Western Australia Heritage Register
- Official name: Merredin Railway Station Group
- Type: State Registered Place
- Designated: 26 February 1999
- Reference no.: 1577

Location

= Merredin railway station =

Railway station in Merredin, Western Australia

Merredin railway station is located on the Eastern Goldfields Railway in Western Australia. It is in the town of Merredin.

==History==
The original Merredin station opened in 1895. It was an important station on the Eastern Goldfields Railway, being the junction station for a number of lines to locations in the Wheatbelt and Goldfields regions.

The main eastern railway connected with Northam to the west, and to Southern Cross to the east.

The narrow gauge lines that connected with Merredin were:
- Narrogin from the western end of the station, Bruce Rock to the south (then to Narrogin).
- from the north of the station area, Nungarin (to Wyalkatchem) to the north.
- from the east of the station area, Kondinin to the south (for a line to Narrogin).
When the main eastern railway line was converted to standard gauge in the late 1960s, a new station was built diagonally opposite.

The original station is used as a museum. Exhibits include a G class steam locomotive and TA class diesel locomotive.

In 2021–22, work began on constructing a second high-level platform to improve accessibility. Rail Express website reported that the high level platform was complete in October 2024.

== Marshalling yards ==
Due to the wheat silos, and the number of lines running into Merredin, the
area to the west of the railway station was taken up with the marshalling yards.

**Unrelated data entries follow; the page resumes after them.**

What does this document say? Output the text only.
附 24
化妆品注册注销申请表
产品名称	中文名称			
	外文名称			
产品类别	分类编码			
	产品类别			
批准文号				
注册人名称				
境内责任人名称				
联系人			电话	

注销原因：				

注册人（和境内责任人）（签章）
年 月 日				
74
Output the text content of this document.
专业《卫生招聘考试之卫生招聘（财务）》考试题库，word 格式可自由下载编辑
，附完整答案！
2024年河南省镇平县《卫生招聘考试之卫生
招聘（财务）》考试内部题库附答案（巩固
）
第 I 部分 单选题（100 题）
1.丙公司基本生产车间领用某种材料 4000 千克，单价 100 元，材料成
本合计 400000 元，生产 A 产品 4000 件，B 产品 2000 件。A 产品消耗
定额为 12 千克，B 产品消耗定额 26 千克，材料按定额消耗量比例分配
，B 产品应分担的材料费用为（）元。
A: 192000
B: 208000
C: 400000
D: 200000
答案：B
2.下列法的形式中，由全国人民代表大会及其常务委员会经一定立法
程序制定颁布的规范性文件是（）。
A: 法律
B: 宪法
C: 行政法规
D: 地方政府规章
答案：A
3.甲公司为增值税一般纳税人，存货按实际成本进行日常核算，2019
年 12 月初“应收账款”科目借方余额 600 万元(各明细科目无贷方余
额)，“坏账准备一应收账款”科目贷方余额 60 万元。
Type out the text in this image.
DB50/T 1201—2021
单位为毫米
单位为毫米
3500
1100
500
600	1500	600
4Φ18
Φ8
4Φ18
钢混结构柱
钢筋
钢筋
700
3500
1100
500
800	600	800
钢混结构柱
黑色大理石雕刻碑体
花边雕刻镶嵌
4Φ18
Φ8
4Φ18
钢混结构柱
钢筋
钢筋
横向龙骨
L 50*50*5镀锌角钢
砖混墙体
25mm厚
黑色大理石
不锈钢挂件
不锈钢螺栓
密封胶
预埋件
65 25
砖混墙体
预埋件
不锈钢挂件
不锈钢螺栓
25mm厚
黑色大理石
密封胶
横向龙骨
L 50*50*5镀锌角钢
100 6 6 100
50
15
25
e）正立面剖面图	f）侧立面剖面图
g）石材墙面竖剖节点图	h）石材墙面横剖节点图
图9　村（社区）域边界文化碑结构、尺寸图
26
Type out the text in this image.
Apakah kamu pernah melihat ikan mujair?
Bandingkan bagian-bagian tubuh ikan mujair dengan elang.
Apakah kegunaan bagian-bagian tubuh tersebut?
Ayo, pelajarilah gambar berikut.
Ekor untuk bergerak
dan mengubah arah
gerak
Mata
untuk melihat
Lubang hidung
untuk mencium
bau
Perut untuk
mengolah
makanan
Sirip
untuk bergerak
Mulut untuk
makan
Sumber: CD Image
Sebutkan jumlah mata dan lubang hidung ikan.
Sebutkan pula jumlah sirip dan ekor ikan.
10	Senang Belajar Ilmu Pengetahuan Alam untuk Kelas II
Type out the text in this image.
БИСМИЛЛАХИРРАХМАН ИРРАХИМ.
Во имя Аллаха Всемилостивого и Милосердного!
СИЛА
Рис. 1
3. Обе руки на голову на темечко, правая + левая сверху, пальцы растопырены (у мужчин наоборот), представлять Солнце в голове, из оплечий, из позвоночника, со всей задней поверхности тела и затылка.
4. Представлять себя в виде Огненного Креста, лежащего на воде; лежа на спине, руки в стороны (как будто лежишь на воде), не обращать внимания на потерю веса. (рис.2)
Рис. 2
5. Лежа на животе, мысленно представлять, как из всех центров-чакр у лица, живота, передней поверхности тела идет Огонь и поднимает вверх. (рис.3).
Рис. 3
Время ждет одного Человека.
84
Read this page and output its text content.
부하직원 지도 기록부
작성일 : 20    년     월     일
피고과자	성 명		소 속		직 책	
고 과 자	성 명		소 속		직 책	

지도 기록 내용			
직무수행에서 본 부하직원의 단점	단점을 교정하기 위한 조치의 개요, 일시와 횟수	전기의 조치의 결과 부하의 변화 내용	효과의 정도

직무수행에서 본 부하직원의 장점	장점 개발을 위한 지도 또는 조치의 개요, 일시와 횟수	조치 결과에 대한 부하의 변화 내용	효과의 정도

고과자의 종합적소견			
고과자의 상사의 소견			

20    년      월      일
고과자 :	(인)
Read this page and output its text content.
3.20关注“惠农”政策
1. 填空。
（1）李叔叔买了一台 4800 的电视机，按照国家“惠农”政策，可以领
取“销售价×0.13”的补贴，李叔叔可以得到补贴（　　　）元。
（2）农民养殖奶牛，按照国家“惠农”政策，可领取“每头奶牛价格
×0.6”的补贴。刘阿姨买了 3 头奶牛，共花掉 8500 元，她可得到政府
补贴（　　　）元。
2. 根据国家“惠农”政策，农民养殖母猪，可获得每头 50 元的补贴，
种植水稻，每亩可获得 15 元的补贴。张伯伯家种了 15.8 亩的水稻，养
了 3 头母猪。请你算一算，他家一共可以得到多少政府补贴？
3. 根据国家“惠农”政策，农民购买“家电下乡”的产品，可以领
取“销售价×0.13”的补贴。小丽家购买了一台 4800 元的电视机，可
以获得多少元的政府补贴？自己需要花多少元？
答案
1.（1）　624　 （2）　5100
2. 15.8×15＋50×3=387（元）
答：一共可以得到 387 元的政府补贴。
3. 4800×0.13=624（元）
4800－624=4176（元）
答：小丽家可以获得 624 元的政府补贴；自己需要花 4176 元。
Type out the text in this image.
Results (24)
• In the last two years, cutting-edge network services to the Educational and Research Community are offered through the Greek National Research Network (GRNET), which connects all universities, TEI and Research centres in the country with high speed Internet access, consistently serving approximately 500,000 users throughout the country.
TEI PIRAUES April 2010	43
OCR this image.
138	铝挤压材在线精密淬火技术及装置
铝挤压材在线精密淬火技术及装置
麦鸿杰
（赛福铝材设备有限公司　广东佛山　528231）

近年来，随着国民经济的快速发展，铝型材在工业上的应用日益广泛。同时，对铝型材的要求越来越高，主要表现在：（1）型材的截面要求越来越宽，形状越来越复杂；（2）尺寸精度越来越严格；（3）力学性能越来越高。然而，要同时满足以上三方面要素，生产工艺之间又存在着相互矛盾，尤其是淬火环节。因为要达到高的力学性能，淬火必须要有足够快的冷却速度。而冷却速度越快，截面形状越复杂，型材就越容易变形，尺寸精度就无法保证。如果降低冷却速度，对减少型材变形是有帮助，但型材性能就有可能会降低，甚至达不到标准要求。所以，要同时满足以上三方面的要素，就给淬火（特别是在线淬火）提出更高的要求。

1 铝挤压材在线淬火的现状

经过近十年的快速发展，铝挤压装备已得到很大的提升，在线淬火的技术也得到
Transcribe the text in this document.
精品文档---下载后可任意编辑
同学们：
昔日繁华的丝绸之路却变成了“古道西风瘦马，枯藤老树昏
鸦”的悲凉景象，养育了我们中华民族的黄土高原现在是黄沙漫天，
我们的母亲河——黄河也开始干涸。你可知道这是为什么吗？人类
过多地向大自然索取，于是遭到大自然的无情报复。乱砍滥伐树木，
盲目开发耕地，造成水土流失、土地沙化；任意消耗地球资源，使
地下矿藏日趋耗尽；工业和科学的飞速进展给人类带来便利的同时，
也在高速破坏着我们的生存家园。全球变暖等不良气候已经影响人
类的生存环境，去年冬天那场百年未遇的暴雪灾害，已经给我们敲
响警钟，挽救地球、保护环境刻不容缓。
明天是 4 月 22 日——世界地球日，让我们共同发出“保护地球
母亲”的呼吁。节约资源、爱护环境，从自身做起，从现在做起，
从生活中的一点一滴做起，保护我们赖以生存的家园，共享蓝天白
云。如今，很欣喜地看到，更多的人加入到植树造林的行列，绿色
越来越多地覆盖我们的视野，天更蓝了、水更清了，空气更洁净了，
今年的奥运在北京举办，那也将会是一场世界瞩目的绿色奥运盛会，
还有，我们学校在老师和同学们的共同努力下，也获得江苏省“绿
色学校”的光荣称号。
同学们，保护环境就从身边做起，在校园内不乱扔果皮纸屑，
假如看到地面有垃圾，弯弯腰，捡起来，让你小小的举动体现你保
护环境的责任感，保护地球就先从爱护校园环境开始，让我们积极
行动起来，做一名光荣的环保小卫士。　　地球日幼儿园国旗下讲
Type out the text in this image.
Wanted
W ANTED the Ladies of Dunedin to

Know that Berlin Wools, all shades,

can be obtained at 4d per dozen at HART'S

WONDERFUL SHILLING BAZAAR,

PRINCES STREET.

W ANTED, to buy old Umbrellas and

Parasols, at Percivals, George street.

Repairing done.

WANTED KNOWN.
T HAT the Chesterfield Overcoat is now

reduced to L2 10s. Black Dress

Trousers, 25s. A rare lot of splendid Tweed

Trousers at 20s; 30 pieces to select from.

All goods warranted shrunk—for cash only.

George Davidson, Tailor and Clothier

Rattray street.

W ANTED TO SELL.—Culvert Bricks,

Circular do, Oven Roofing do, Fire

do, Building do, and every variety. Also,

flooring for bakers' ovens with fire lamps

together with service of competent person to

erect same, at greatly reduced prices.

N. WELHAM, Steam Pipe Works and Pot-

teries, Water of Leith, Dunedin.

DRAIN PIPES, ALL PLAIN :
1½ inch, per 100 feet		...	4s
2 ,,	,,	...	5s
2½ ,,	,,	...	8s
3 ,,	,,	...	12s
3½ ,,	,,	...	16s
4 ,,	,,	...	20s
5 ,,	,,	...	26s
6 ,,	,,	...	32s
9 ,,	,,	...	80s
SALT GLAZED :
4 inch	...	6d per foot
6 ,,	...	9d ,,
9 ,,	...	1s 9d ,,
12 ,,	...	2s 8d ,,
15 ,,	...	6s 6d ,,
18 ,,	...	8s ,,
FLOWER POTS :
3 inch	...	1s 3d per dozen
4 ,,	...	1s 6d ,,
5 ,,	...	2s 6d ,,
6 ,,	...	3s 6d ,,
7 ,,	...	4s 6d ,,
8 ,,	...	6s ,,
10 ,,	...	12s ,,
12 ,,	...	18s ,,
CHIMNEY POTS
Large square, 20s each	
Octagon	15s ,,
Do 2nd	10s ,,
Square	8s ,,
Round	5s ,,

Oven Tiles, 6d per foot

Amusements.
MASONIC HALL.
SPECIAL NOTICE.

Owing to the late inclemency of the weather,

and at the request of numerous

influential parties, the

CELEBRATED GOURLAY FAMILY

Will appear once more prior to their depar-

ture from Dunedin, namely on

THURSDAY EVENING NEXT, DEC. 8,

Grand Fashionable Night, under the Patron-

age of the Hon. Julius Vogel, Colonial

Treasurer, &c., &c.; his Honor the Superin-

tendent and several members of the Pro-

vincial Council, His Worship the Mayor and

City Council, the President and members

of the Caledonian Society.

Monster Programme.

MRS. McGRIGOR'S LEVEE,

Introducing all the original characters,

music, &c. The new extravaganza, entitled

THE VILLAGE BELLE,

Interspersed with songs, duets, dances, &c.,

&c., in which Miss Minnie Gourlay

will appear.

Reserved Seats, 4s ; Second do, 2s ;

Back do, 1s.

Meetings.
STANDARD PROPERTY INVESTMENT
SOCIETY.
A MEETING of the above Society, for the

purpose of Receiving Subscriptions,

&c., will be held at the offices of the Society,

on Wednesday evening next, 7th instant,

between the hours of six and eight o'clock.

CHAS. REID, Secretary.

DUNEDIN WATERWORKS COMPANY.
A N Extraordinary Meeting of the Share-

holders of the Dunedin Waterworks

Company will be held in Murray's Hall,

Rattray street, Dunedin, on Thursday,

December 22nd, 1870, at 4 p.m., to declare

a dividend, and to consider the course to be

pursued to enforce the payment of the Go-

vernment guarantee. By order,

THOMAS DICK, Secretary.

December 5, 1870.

However the Merredin railway yard had entailed lines adjacent to the railway station.

The importance of the Merredin marshalling yards and railway yard, was reduced as the feeder narrow gauge branch lines were closed over time. Merredin is still the location of a large grain silo complex.

== Passenger services==

Transwa's MerredinLink and Prospector services stop at Merredin, at least one service each day.

The Indian Pacific also passes here, running once a week each way between East Perth and Sydney Central, but does not stop at the station.